Starring Alain Delon and Gérard Depardieu, but also Michael Schumacher and Zinedine Zidane, this 2008 release was the most expensive French film ever. Though L’Express described it as “rubbish”, it drew dozens of millions of spectators worldwide. Yet it is true that Astérix’s welcome was much warmer in Europe, and especially in France, than outside of it. Out of its overall gross of around €90 million, only €700,000 came from US box offices. So what is behind this Astérix cult in France and its neighbours?
It all began 50 years ago, when humourist René Goscinny and illustrator Albert Uderzo published a comic strip entitled “Astérix the Gaul” in the magazine Pilote on October the 29th 1959, the very day the periodical itself started appearing. Since then, 33 Astérix comic books have been published and translated into around 100 languages. The shrewd Astérix, his strong but not very clever friend Obélix and their faithful four-legged companion Dogmatix immediately won the French readers’ hearts. Whether it was a matter of chance or rather an inevitable result produced by its fresh humour is still a subject of popular and scholarly wonder.

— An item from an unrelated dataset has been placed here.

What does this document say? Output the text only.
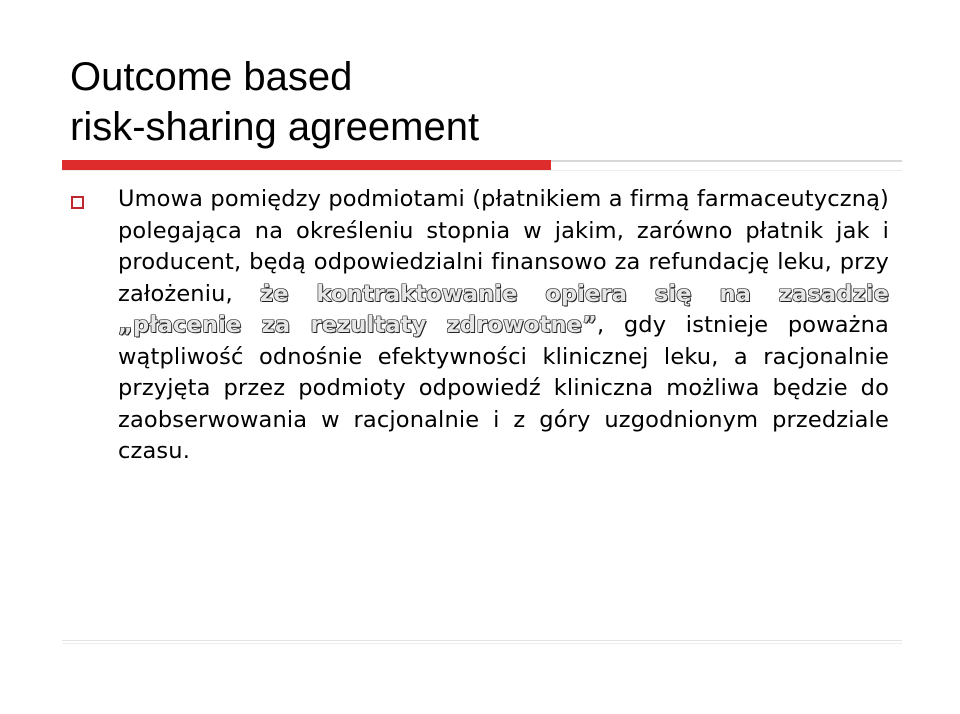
Outcome based
risk-sharing agreement
Umowa pomiędzy podmiotami (płatnikiem a firmą farmaceutyczną) polegająca na określeniu stopnia w jakim, zarówno płatnik jak i producent, będą odpowiedzialni finansowo za refundację leku, przy założeniu, że kontraktowanie opiera się na zasadzie „płacenie za rezultaty zdrowotne”, gdy istnieje poważna wątpliwość odnośnie efektywności klinicznej leku, a racjonalnie przyjęta przez podmioty odpowiedź kliniczna możliwa będzie do zaobserwowania w racjonalnie i z góry uzgodnionym przedziale czasu.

Be it as it may, the snowball was already in motion. The first of their well-known adventures set in a Gaulish village resisting the Roman invaders - thanks to a magic potion - was adopted into an animation film as soon as in 1967. Three decades later, the first live-action piece, Astérix and Obélix Take on Caesar, was released in 1999. This one as well as its two sequels, Astérix & Obélix: Mission Cleopatra and Astérix at the Olympic Games, topped charts all over the Old Continent, but overseas audiences remained seemingly oblivious to their success, very much like the Gauls to the Roman expansion.
This is probably one of the reasons why the Rio Festival organisers have decided to celebrate the pint-sized Gaulish warrior’s 50th birthday with screenings of some of his most popular stories. It is, naturally, difficult for a European who was born with Astérix jumping out of every corner to guess if he will win over the local audiences. In any case it will doubtless be a good test of the proverbial French charm.